Нет, отвечал Гильберт. Он поднялся на ноги, чтобы голос звучал уверенней, а положение Йосы — на коленях — оказалось даже кстати, потому что властная позиция Гильберта только усиливалась. Уму непостижимо, объявил Гильберт, что Йоса настолько узко и убого мыслит. Никакого представления о приличии, о достоинстве, ни вкуса, ни даже простого честолюбия. Ну что это за место!
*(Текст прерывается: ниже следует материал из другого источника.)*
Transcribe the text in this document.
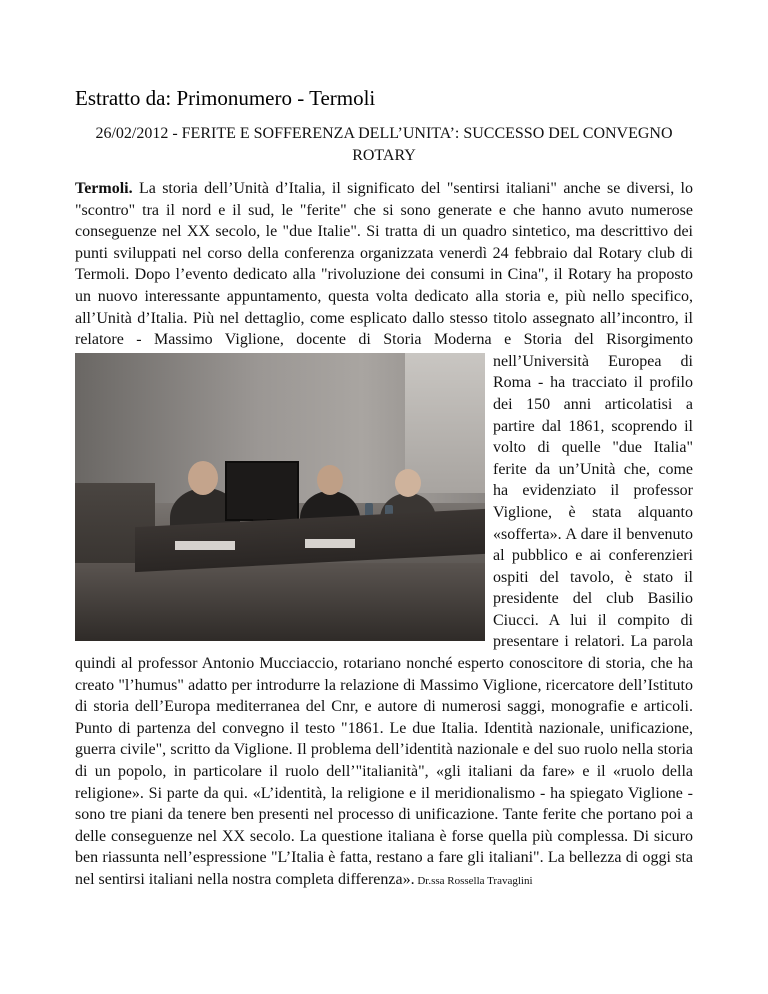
Estratto da: Primonumero - Termoli
26/02/2012 - FERITE E SOFFERENZA DELL’UNITA’: SUCCESSO DEL CONVEGNO ROTARY

Termoli. La storia dell’Unità d’Italia, il significato del "sentirsi italiani" anche se diversi, lo "scontro" tra il nord e il sud, le "ferite" che si sono generate e che hanno avuto numerose conseguenze nel XX secolo, le "due Italie". Si tratta di un quadro sintetico, ma descrittivo dei punti sviluppati nel corso della conferenza organizzata venerdì 24 febbraio dal Rotary club di Termoli. Dopo l’evento dedicato alla "rivoluzione dei consumi in Cina", il Rotary ha proposto un nuovo interessante appuntamento, questa volta dedicato alla storia e, più nello specifico, all’Unità d’Italia. Più nel dettaglio, come esplicato dallo stesso titolo assegnato all’incontro, il relatore - Massimo Viglione, docente di Storia Moderna e Storia del Risorgimento
nell’Università Europea di Roma - ha tracciato il profilo dei 150 anni articolatisi a partire dal 1861, scoprendo il volto di quelle "due Italia" ferite da un’Unità che, come ha evidenziato il professor Viglione, è stata alquanto «sofferta». A dare il benvenuto al pubblico e ai conferenzieri ospiti del tavolo, è stato il presidente del club Basilio Ciucci. A lui il compito di presentare i relatori. La parola quindi al professor Antonio Mucciaccio, rotariano nonché esperto conoscitore di storia, che ha creato "l’humus" adatto per introdurre la relazione di Massimo Viglione, ricercatore dell’Istituto di storia dell’Europa mediterranea del Cnr, e autore di numerosi saggi, monografie e articoli. Punto di partenza del convegno il testo "1861. Le due Italia. Identità nazionale, unificazione, guerra civile", scritto da Viglione. Il problema dell’identità nazionale e del suo ruolo nella storia di un popolo, in particolare il ruolo dell’"italianità", «gli italiani da fare» e il «ruolo della religione». Si parte da qui. «L’identità, la religione e il meridionalismo - ha spiegato Viglione - sono tre piani da tenere ben presenti nel processo di unificazione. Tante ferite che portano poi a delle conseguenze nel XX secolo. La questione italiana è forse quella più complessa. Di sicuro ben riassunta nell’espressione "L’Italia è fatta, restano a fare gli italiani". La bellezza di oggi sta nel sentirsi italiani nella nostra completa differenza». Dr.ssa Rossella Travaglini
Помойка, а не лес, никакого слияния с природой, кишит самоубийцами, какая-то братская могила, массовое захоронение, неужели Йосе самого себя настолько не жалко! Справочник его — отстой, дрянной путеводителишко по избитым, пошлым, общепринятым, неоригинальным местам, всем и без того давно известным; только людей с толку сбивать таким путеводителем, а ведь есть совсем другие, истинно возвышенные места, а он о них — ни слова.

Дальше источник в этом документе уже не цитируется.